Amerikan hükümetinin Meksika
savaşını sürdürmek ve köleliğin devamını sağlamak için
çıkardığı vergileri ödemeyi reddeder ve hapse atılır.
Thoreau’nun ‘Sivil İtaatsizlik’ makalesinin temelinde bu olay
atar. Thoreau bu makalesinde zalim yönetimlere karşı en etkili
direnme yönteminin vergi ödemeyi reddetmek olduğunu söyler.
Thoreau, kendisinden sonra gelen
düşünür ve aktivistleri de derinden etkiler. Gandi ve Martin
Luther King Sivil İtaatsizlik makalesinden etkilenerek direnişlerine
yeni şekiller verirler. Esasen Gandi, sivil itaatsizlik eylemlerini
sürdürürken bu makaleyle karşılaşır ve tanımlamayı çok
beğenerek kullanmaya başlar. Gandi, sivil itaatsizlik kavramını
benimsese de eksik bulur. Bu tanımlamanın kendi direnişini tam
olarak karşılamadığını düşünmektedir. Bir süre sonra Sivil
İtaatsizlik yerine Sivil Mukavemet kavramını öne çıkarır ve
mücadelesinin sonuna kadar da bu kavramı kullanır.

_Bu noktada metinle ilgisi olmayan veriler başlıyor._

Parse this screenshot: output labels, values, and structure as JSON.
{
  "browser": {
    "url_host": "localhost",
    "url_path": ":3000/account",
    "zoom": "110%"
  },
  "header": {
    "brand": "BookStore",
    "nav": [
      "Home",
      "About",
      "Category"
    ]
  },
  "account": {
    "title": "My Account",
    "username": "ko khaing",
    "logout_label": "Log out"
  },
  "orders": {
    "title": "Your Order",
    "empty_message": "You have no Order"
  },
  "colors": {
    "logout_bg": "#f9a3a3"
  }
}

1848’de yazılan, 1849’da basılan
Sivil İtaatsizlik makalesi beklenen ilgiyi ancak 1980’li yıllarda
Avrupa’da görür. Devlet otoritesine mutlak bağlılığın
sorgulandığı, bireyin taleplerinin öncelendiği bu yıllarda
özellikle Avrupa solu üzerinde makale adeta patlama yapar.
Türkiye’de ise 1980 darbesiyle ağır yara alan sol kesim Özal’ın
liberal politikalarıyla sivil toplum örgütleri üzerinden yeniden
örgütlenir. Bu dönem, sivil toplum örgütlerinin anlaşılmasından
çok örgütlenme kapasitesinin kullanıldığı yıllardır. Aynı
dönemde Sivil İtaatsizlik/Sivil Toplum kavramının ilginç bir
biçimde İslami camiada karşılık gördüğünü ve ülke
gündemine bugünkü anlamıyla İslamcılar(!) eliyle sokulduğunu
da kabul etmeliyiz.
Thoreau, takipçilerinden farklı
olarak o yıllarda itaatsizlik eylemleri sonrasında otoritenin
vereceği cezaları kabul etmek gerektiğini düşünmektedir. Hapis
cezası verilirse Thoreau girip yatar. Kendisinden sonra gelenler ise
otoritenin vereceği cezaları daha doğrusu devletin
cezalandırmasını kabul etmeme taraftarıdır.
Önce
İnsan Sonra Yurttaş!
‘Hükümetlerin
en iyisi en az hükmedendir’
diye başlar Sivil İtaatsizlik makalesi. Devamında da şöyle der:
‘Bu
söz uygulandığında “hükümetlerin en iyisi hükmetmeyendir”e
varılacak.’
Thoreau’nun otorite karşısında duruşunu özetleyen bu cümle,
sivil itaatsizlik düşüncesinin de ana fikrini oluşturur. Bununla
birlikte Thoreau hükümetsiz, otoritesiz bir toplum da düşünmez.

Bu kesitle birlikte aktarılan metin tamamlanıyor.